Electron-phonon relaxation and excited electron distribution in zinc oxide and anatase

TL;DR

This paper introduces a first-principles method to evaluate the time-dependent electron distribution in semiconductors, specifically applied to ZnO and anatase TiO2, revealing relaxation times and distribution characteristics relevant for photocatalysis.

Contribution

The paper develops a novel first-principles approach to model non-equilibrium electron distributions and relaxation dynamics in semiconductors under excitation.

Findings

Quasi-stationary distribution in ZnO is Fermi-like, rising linearly with excitation energy.

Relaxation times are within 500 fs for ZnO and 100 fs for anatase.

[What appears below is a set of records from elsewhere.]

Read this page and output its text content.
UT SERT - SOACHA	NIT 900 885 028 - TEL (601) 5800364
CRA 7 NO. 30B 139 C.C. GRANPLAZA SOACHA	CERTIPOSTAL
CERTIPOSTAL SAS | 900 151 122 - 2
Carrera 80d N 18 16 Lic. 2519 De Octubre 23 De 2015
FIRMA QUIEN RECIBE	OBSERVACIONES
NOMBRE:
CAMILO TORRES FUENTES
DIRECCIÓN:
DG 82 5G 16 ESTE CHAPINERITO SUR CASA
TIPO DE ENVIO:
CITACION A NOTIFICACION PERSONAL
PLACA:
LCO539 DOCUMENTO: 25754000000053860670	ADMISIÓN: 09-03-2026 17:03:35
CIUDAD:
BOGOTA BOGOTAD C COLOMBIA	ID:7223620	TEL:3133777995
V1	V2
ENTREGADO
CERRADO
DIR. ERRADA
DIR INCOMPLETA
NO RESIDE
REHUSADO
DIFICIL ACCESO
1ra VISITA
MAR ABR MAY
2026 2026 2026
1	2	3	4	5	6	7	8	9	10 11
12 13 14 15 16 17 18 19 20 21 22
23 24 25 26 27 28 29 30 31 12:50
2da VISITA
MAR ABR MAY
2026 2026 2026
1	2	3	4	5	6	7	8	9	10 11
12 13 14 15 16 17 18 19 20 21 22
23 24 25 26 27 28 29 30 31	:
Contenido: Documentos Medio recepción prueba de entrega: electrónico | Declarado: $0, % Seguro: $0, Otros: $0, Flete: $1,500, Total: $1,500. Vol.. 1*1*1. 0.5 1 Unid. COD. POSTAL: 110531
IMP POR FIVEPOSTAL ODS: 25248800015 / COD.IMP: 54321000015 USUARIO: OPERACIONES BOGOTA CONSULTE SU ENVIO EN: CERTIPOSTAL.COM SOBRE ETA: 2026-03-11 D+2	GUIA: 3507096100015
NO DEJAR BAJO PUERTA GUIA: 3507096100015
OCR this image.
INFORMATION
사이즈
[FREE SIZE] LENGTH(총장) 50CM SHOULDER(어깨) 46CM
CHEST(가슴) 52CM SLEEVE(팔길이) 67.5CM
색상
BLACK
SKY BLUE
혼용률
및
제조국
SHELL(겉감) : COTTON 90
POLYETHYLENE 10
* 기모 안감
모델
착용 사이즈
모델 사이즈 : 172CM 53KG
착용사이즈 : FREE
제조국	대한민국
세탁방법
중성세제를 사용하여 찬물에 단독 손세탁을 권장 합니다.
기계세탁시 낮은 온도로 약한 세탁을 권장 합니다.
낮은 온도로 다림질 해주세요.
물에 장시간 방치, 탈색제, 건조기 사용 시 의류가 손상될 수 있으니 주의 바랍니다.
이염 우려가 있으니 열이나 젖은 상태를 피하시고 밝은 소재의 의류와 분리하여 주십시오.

Energy transfer rate to phonons is about five times lower in ZnO than in anatase.

Abstract

We propose a first-principle method for evaluations of the time-dependent electron distribution function of excited electrons in the conduction band of semiconductors. The method takes into account the excitations of electrons by external source and the relaxation to the bottom of conduction band via electron-phonon coupling. The methods permits calculations of the non-equilibrium electron distribution function, the quasi-stationary distribution function with steady-in-time source of light, the time of setting of the quasi-stationary distribution and the time of energy loss via relaxation to the bottom of conduction band. The actual calculations have been performed for titanium dioxide in the anatase structure and zinc oxide in the wurtzite structure. We find that the quasi-stationary electron distribution function for ZnO is a fermi-like curve that rises linearly with increasing excitation energy whereas the analogous curve for anatase consists of a main peak and a shoulder. The calculations demonstrate that the relaxation of excited electrons and the setting of the quasi-stationary distribution occur within the time no more than 500 fsec for ZnO and 100 fsec for anatase. We also discuss the applicability of the effective phonon model with energy-independent electron-phonon transition probability. We find that the model only reproduces the trends in changing of the characteristic times whereas the precision of such calculations is not high. The rate of energy transfer to phonons at the quasi-stationary electron distribution also have been evaluated and the effect of this transfer on the photocatalyses has been discussed. We found that for ZnO this rate is about 5 times less than in anatase.